Members contribute equitably to, and democratically control, the capital of their cooperative. At least part of that capital is usually the common property of the cooperative. Members usually receive limited compensation, if any, on capital subscribed as a condition of membership. Members allocate surpluses for any or all of the following purposes: developing their cooperative, possibly by setting up reserves, part of which at least would be indivisible; benefiting members in proportion to their transactions with the cooperative; and supporting other activities approved by the membership.

4th Principle: Autonomy and Independence

Cooperatives are autonomous, self-help organisations controlled by their members. If they enter to agreements with other organisations, including governments, or raise capital from external sources, they do so on terms that ensure democratic control by their members and maintain their cooperative autonomy.

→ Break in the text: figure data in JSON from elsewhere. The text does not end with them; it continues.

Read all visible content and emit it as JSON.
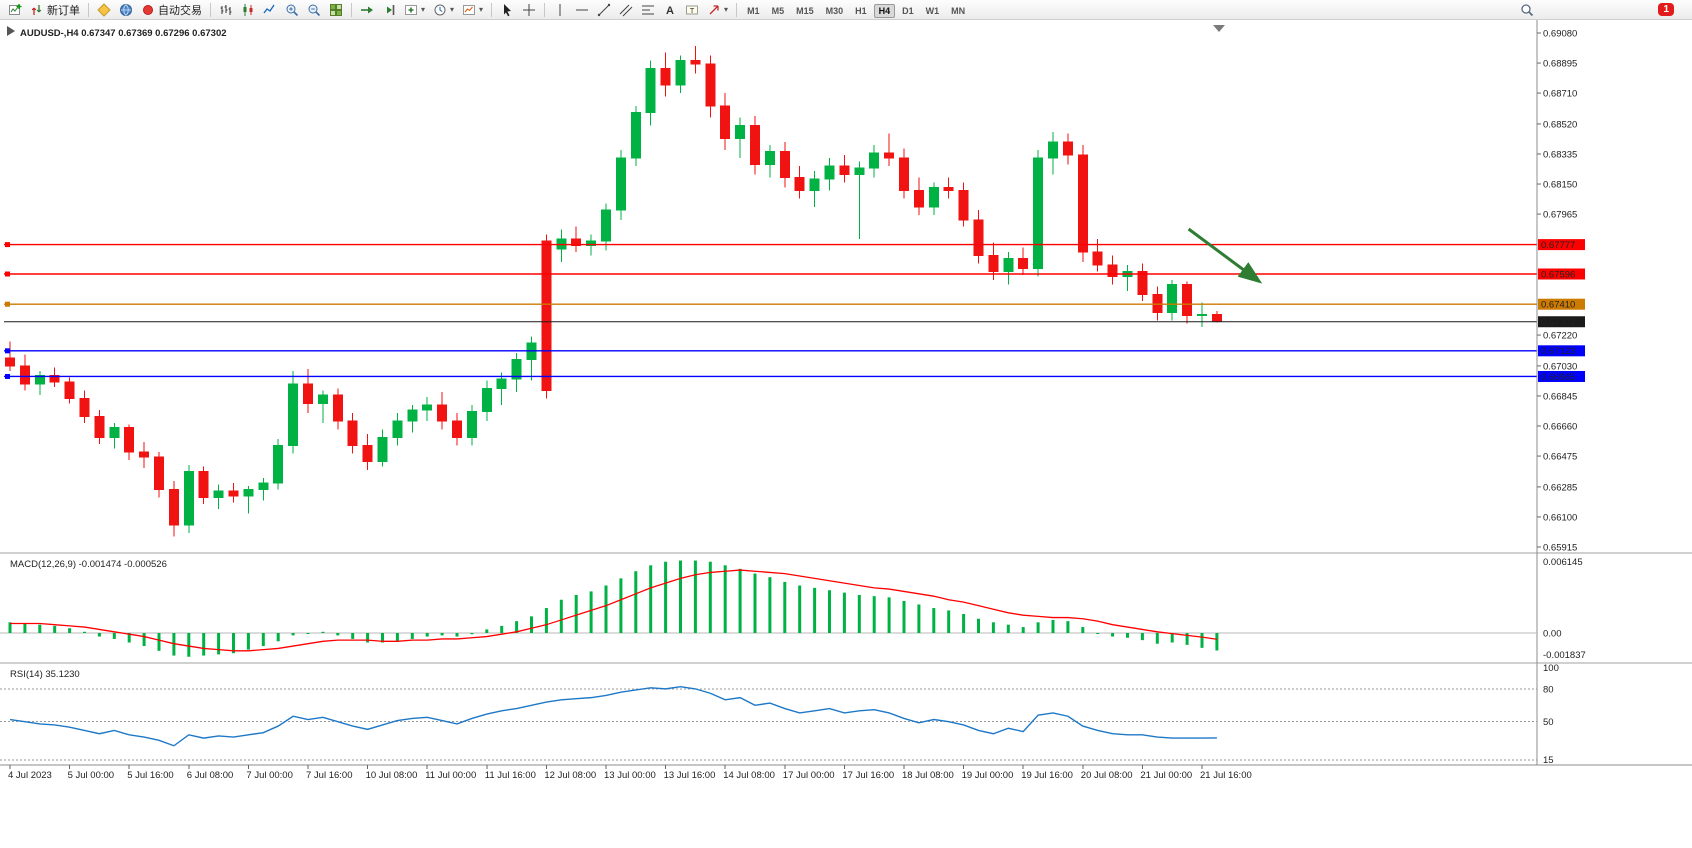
{
  "window": {
    "badge_count": "1"
  },
  "toolbar": {
    "new_order_label": "新订单",
    "autotrading_label": "自动交易",
    "timeframes": [
      "M1",
      "M5",
      "M15",
      "M30",
      "H1",
      "H4",
      "D1",
      "W1",
      "MN"
    ],
    "active_timeframe": "H4"
  },
  "chart_data": {
    "type": "candlestick",
    "title": "AUDUSD-,H4",
    "ohlc": {
      "open": "0.67347",
      "high": "0.67369",
      "low": "0.67296",
      "close": "0.67302"
    },
    "colors": {
      "up": "#00b244",
      "down": "#f11212"
    },
    "price_ticks": [
      "0.69080",
      "0.68895",
      "0.68710",
      "0.68520",
      "0.68335",
      "0.68150",
      "0.67965",
      "0.67220",
      "0.67030",
      "0.66845",
      "0.66660",
      "0.66475",
      "0.66285",
      "0.66100",
      "0.65915"
    ],
    "price_lines": [
      {
        "value": 0.67777,
        "label": "0.67777",
        "color": "#ff0000"
      },
      {
        "value": 0.67596,
        "label": "0.67596",
        "color": "#ff0000"
      },
      {
        "value": 0.6741,
        "label": "0.67410",
        "color": "#cc7a00"
      },
      {
        "value": 0.67302,
        "label": "0.67302",
        "color": "#1a1a1a",
        "role": "current-price"
      },
      {
        "value": 0.67123,
        "label": "0.67123",
        "color": "#0000ff"
      },
      {
        "value": 0.66965,
        "label": "0.66965",
        "color": "#0000ff"
      }
    ],
    "time_labels": [
      "4 Jul 2023",
      "5 Jul 00:00",
      "5 Jul 16:00",
      "6 Jul 08:00",
      "7 Jul 00:00",
      "7 Jul 16:00",
      "10 Jul 08:00",
      "11 Jul 00:00",
      "11 Jul 16:00",
      "12 Jul 08:00",
      "13 Jul 00:00",
      "13 Jul 16:00",
      "14 Jul 08:00",
      "17 Jul 00:00",
      "17 Jul 16:00",
      "18 Jul 08:00",
      "19 Jul 00:00",
      "19 Jul 16:00",
      "20 Jul 08:00",
      "21 Jul 00:00",
      "21 Jul 16:00"
    ],
    "candles": [
      [
        0.6708,
        0.6718,
        0.67,
        0.6703
      ],
      [
        0.6703,
        0.671,
        0.6688,
        0.6692
      ],
      [
        0.6692,
        0.67,
        0.6685,
        0.6697
      ],
      [
        0.6697,
        0.6702,
        0.669,
        0.6693
      ],
      [
        0.6693,
        0.6696,
        0.668,
        0.6683
      ],
      [
        0.6683,
        0.6688,
        0.6668,
        0.6672
      ],
      [
        0.6672,
        0.6676,
        0.6655,
        0.6659
      ],
      [
        0.6659,
        0.6668,
        0.6652,
        0.6665
      ],
      [
        0.6665,
        0.6667,
        0.6645,
        0.665
      ],
      [
        0.665,
        0.6656,
        0.664,
        0.6647
      ],
      [
        0.6647,
        0.665,
        0.6622,
        0.6627
      ],
      [
        0.6627,
        0.6632,
        0.6598,
        0.6605
      ],
      [
        0.6605,
        0.6642,
        0.66,
        0.6638
      ],
      [
        0.6638,
        0.6641,
        0.6618,
        0.6622
      ],
      [
        0.6622,
        0.663,
        0.6615,
        0.6626
      ],
      [
        0.6626,
        0.6631,
        0.6619,
        0.6623
      ],
      [
        0.6623,
        0.6629,
        0.6612,
        0.6627
      ],
      [
        0.6627,
        0.6634,
        0.662,
        0.6631
      ],
      [
        0.6631,
        0.6658,
        0.6627,
        0.6654
      ],
      [
        0.6654,
        0.67,
        0.6649,
        0.6692
      ],
      [
        0.6692,
        0.6701,
        0.6674,
        0.668
      ],
      [
        0.668,
        0.6688,
        0.6668,
        0.6685
      ],
      [
        0.6685,
        0.6689,
        0.6664,
        0.6669
      ],
      [
        0.6669,
        0.6674,
        0.6649,
        0.6654
      ],
      [
        0.6654,
        0.6661,
        0.6639,
        0.6644
      ],
      [
        0.6644,
        0.6664,
        0.6641,
        0.6659
      ],
      [
        0.6659,
        0.6674,
        0.6654,
        0.6669
      ],
      [
        0.6669,
        0.6679,
        0.6662,
        0.6676
      ],
      [
        0.6676,
        0.6684,
        0.6669,
        0.6679
      ],
      [
        0.6679,
        0.6687,
        0.6664,
        0.6669
      ],
      [
        0.6669,
        0.6674,
        0.6654,
        0.6659
      ],
      [
        0.6659,
        0.6679,
        0.6654,
        0.6675
      ],
      [
        0.6675,
        0.6694,
        0.6669,
        0.6689
      ],
      [
        0.6689,
        0.6699,
        0.6679,
        0.6695
      ],
      [
        0.6695,
        0.6711,
        0.6687,
        0.6707
      ],
      [
        0.6707,
        0.6721,
        0.6694,
        0.6717
      ],
      [
        0.678,
        0.6784,
        0.6683,
        0.6688
      ],
      [
        0.6775,
        0.6787,
        0.6767,
        0.6781
      ],
      [
        0.6781,
        0.6789,
        0.6773,
        0.6777
      ],
      [
        0.6777,
        0.6784,
        0.6771,
        0.678
      ],
      [
        0.678,
        0.6803,
        0.6774,
        0.6799
      ],
      [
        0.6799,
        0.6836,
        0.6793,
        0.6831
      ],
      [
        0.6831,
        0.6863,
        0.6826,
        0.6859
      ],
      [
        0.6859,
        0.6891,
        0.6851,
        0.6886
      ],
      [
        0.6886,
        0.6896,
        0.6869,
        0.6876
      ],
      [
        0.6876,
        0.6894,
        0.6871,
        0.6891
      ],
      [
        0.6891,
        0.69,
        0.6883,
        0.6889
      ],
      [
        0.6889,
        0.6894,
        0.6856,
        0.6863
      ],
      [
        0.6863,
        0.6871,
        0.6836,
        0.6843
      ],
      [
        0.6843,
        0.6856,
        0.6831,
        0.6851
      ],
      [
        0.6851,
        0.6857,
        0.6821,
        0.6827
      ],
      [
        0.6827,
        0.6839,
        0.6819,
        0.6835
      ],
      [
        0.6835,
        0.6841,
        0.6813,
        0.6819
      ],
      [
        0.6819,
        0.6826,
        0.6806,
        0.6811
      ],
      [
        0.6811,
        0.6823,
        0.6801,
        0.6818
      ],
      [
        0.6818,
        0.6831,
        0.6811,
        0.6826
      ],
      [
        0.6826,
        0.6833,
        0.6816,
        0.6821
      ],
      [
        0.6821,
        0.6829,
        0.6781,
        0.6825
      ],
      [
        0.6825,
        0.6839,
        0.6819,
        0.6834
      ],
      [
        0.6834,
        0.6846,
        0.6826,
        0.6831
      ],
      [
        0.6831,
        0.6837,
        0.6806,
        0.6811
      ],
      [
        0.6811,
        0.6819,
        0.6796,
        0.6801
      ],
      [
        0.6801,
        0.6816,
        0.6796,
        0.6813
      ],
      [
        0.6813,
        0.6819,
        0.6806,
        0.6811
      ],
      [
        0.6811,
        0.6816,
        0.6789,
        0.6793
      ],
      [
        0.6793,
        0.6799,
        0.6766,
        0.6771
      ],
      [
        0.6771,
        0.6779,
        0.6756,
        0.6761
      ],
      [
        0.6761,
        0.6773,
        0.6753,
        0.6769
      ],
      [
        0.6769,
        0.6776,
        0.6759,
        0.6763
      ],
      [
        0.6763,
        0.6836,
        0.6758,
        0.6831
      ],
      [
        0.6831,
        0.6847,
        0.6821,
        0.6841
      ],
      [
        0.6841,
        0.6846,
        0.6827,
        0.6833
      ],
      [
        0.6833,
        0.6839,
        0.6767,
        0.6773
      ],
      [
        0.6773,
        0.6781,
        0.6761,
        0.6765
      ],
      [
        0.6765,
        0.6771,
        0.6753,
        0.6758
      ],
      [
        0.6758,
        0.6765,
        0.6749,
        0.6761
      ],
      [
        0.6761,
        0.6766,
        0.6743,
        0.6747
      ],
      [
        0.6747,
        0.6752,
        0.6731,
        0.6736
      ],
      [
        0.6736,
        0.6756,
        0.6731,
        0.6753
      ],
      [
        0.6753,
        0.6755,
        0.6729,
        0.6734
      ],
      [
        0.6734,
        0.6742,
        0.6727,
        0.67347
      ],
      [
        0.67347,
        0.67369,
        0.67296,
        0.67302
      ]
    ],
    "arrow_annotation": {
      "from_bar": 79.1,
      "from_price": 0.67873,
      "to_bar": 83.8,
      "to_price": 0.67553,
      "color": "#2e7d32"
    }
  },
  "macd": {
    "label": "MACD(12,26,9)",
    "values_text": "-0.001474 -0.000526",
    "axis_labels": [
      "0.006145",
      "0.00",
      "-0.001837"
    ],
    "axis_max": 0.006145,
    "axis_min": -0.001837,
    "colors": {
      "histogram": "#00b244",
      "signal": "#ff0000"
    },
    "histogram": [
      0.0009,
      0.0008,
      0.0007,
      0.0006,
      0.0004,
      0.0001,
      -0.0003,
      -0.0005,
      -0.0008,
      -0.0011,
      -0.0015,
      -0.0019,
      -0.002,
      -0.0019,
      -0.0018,
      -0.0017,
      -0.0014,
      -0.0011,
      -0.0007,
      -0.0002,
      0.0,
      0.0001,
      -0.0002,
      -0.0005,
      -0.0008,
      -0.0008,
      -0.0007,
      -0.0005,
      -0.0003,
      -0.0002,
      -0.0003,
      -0.0001,
      0.0003,
      0.0006,
      0.001,
      0.0014,
      0.0021,
      0.0028,
      0.0032,
      0.0035,
      0.004,
      0.0046,
      0.0052,
      0.0057,
      0.006,
      0.0061,
      0.0061,
      0.006,
      0.0057,
      0.0054,
      0.005,
      0.0047,
      0.0043,
      0.004,
      0.0038,
      0.0036,
      0.0034,
      0.0032,
      0.0031,
      0.003,
      0.0027,
      0.0024,
      0.0021,
      0.0019,
      0.0016,
      0.0012,
      0.0009,
      0.0007,
      0.0005,
      0.0009,
      0.0011,
      0.001,
      0.0005,
      0.0,
      -0.0003,
      -0.0004,
      -0.0006,
      -0.0009,
      -0.0008,
      -0.001,
      -0.00125,
      -0.001474
    ],
    "signal": [
      0.0008,
      0.0008,
      0.0008,
      0.0007,
      0.0006,
      0.0005,
      0.0003,
      0.0001,
      -0.0001,
      -0.0003,
      -0.0006,
      -0.0009,
      -0.0011,
      -0.0013,
      -0.0014,
      -0.0015,
      -0.0015,
      -0.0014,
      -0.0013,
      -0.0011,
      -0.0009,
      -0.0007,
      -0.0006,
      -0.0006,
      -0.0006,
      -0.0007,
      -0.0007,
      -0.0006,
      -0.0006,
      -0.0005,
      -0.0005,
      -0.0004,
      -0.0003,
      -0.0001,
      0.0001,
      0.0004,
      0.0007,
      0.0011,
      0.0015,
      0.0019,
      0.0023,
      0.0028,
      0.0033,
      0.0038,
      0.0042,
      0.0046,
      0.0049,
      0.0051,
      0.0052,
      0.0053,
      0.0052,
      0.0051,
      0.005,
      0.0048,
      0.0046,
      0.0044,
      0.0042,
      0.004,
      0.0038,
      0.0037,
      0.0035,
      0.0033,
      0.0031,
      0.0028,
      0.0026,
      0.0023,
      0.002,
      0.0017,
      0.0015,
      0.0014,
      0.0013,
      0.0013,
      0.0012,
      0.001,
      0.0007,
      0.0005,
      0.0003,
      0.0001,
      -5e-05,
      -0.0002,
      -0.00035,
      -0.000526
    ]
  },
  "rsi": {
    "label": "RSI(14)",
    "value_text": "35.1230",
    "levels": [
      80,
      50,
      15
    ],
    "axis_labels": [
      "100",
      "80",
      "50",
      "15"
    ],
    "color": "#1e78c8",
    "values": [
      52,
      50,
      48,
      47,
      45,
      42,
      39,
      42,
      38,
      36,
      33,
      28,
      38,
      35,
      37,
      36,
      38,
      40,
      46,
      55,
      52,
      54,
      50,
      46,
      43,
      47,
      51,
      53,
      54,
      51,
      48,
      53,
      57,
      60,
      62,
      65,
      68,
      70,
      71,
      72,
      74,
      77,
      79,
      81,
      80,
      82,
      80,
      76,
      70,
      72,
      65,
      67,
      62,
      58,
      60,
      62,
      58,
      60,
      61,
      58,
      53,
      49,
      52,
      50,
      47,
      42,
      39,
      44,
      41,
      56,
      58,
      55,
      46,
      42,
      39,
      38,
      38,
      36,
      35,
      35,
      35,
      35.12
    ]
  }
}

5th Principle: Education, Training and Information

Cooperatives provide education and training for their members, elected representatives, managers, and employees so they can contribute effectively to the development of their cooperatives. They inform the general public - particularly young people and opinion leaders - about the nature and benefits of cooperation.

6th Principle: Cooperation among Cooperatives

Cooperatives serve their members most effectively and strengthen the cooperative movement by working together through local, national, regional and international structures.

7th Principle: Concern for Community

Cooperatives work for the sustainable development of their communities through policies approved by their members.